= Adolfo Agorio =

Uruguayan essayist, theatre critic, professor, and journalist

Adolfo Agorio Etcheverry (15 September 1888 – 19 April 1965) was an Uruguayan essayist, theatre critic, professor, and journalist.

Agorio was main intellectual figures of Uruguayan fascism. He had founded the Acción Revisionista del Uruguay, originally an explicitly fascist organization that later joined the Colorado Party (Uruguay). The Acción edited a magazine called Corporaciones (lit. "corporations") about corporatist economics. The Acción had close ties with the Brazilian Integralist Action, holding it as its main model of inspiration and also integrated Nazi elements.

== Biography ==
He started his career in journalism with El Estudiante, the magazine of his University, where his articles earned the praise of José Enrique Rodó. They collaborated in Samuel Blixen's La Razon and in El Liberal under Belén de Sárraga.

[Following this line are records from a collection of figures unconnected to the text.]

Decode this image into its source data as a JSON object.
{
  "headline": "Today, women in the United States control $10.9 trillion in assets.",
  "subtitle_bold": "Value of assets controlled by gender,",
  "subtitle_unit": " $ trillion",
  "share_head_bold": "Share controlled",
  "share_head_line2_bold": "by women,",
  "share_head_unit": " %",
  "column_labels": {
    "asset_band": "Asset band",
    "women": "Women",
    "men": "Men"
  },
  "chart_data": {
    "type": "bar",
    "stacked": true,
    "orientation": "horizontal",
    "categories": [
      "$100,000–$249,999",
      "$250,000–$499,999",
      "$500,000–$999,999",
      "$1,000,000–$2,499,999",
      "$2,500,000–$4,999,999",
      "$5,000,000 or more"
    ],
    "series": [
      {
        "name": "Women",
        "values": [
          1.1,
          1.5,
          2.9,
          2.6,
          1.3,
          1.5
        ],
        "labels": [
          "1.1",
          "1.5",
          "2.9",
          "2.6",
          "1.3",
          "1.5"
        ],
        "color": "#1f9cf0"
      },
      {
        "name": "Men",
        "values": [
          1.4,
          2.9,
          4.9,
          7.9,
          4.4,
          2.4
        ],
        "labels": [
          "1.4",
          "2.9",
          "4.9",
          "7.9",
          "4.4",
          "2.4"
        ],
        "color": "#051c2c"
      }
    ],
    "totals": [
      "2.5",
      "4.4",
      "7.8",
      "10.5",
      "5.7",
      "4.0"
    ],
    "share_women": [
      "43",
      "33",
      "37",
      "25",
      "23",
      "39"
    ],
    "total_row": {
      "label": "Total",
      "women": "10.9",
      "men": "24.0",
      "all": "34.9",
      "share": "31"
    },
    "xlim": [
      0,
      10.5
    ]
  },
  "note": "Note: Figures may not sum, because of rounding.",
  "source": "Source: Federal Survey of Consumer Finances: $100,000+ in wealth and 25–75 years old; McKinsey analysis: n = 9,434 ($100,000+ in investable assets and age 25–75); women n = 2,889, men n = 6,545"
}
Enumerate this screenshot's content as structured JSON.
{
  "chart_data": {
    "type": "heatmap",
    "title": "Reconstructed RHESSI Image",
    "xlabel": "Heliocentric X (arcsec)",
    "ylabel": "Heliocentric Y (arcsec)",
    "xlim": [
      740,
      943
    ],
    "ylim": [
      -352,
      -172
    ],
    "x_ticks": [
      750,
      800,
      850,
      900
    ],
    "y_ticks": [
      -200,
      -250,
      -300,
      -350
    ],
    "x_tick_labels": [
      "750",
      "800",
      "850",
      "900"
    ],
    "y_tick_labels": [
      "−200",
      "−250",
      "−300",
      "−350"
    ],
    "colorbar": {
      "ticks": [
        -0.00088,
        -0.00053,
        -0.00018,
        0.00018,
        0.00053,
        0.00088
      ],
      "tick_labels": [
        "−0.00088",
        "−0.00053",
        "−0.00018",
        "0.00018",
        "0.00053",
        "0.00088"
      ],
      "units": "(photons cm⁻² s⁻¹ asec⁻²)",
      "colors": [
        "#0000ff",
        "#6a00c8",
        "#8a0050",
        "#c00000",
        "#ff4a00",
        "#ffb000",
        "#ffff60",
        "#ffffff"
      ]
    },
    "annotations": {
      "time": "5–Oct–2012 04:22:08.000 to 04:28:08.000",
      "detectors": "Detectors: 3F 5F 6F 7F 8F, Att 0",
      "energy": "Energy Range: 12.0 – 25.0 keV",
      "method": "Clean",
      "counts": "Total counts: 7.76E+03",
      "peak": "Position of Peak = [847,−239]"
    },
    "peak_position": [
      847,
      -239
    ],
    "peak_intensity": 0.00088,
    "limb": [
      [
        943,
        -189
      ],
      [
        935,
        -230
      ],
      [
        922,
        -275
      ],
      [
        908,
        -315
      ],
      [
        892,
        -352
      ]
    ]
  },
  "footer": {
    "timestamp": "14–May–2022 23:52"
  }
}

His first articles were published in La Tribuna Popular.

In 1910, he founded a short-lived journal for the literature and politics of Uruguay called "El Oriental" in Buenos Aires.

In 1914 Batlle y Ordóñez invited Etcheverry to collaborate on the Uruguayan newspaper El Día, where he wrote under the pseudonym Jacob.

He was a contributer to the French newspaper L'Eclair in Paris, the Argentinian newspaper La Nación in Buenos Aires, and the Uruguayan newspaper La Mañana in Montevideo.

== Works ==

- La Fragua (apuntes de la guerra europea) (1915).
- Fuerza y Derecho. Aspectos morales de la gran guerra (1916).
- L´Amérique Latine et la France (1917).
- La sombra de Europa (1917).
- La rishi abura (1919).
- Ataraxia (1923).
- Bajo la mirada de Lenin (1925).
- Roma y el espíritu de occidente (1934).
- Introducción al humanismo (1941).
- Civilizadores. El drama de los gauchos éuskaros en el Río de la Plata (1947).
- Leoncio Lasso de la Vega y la sombra del diablo (1957).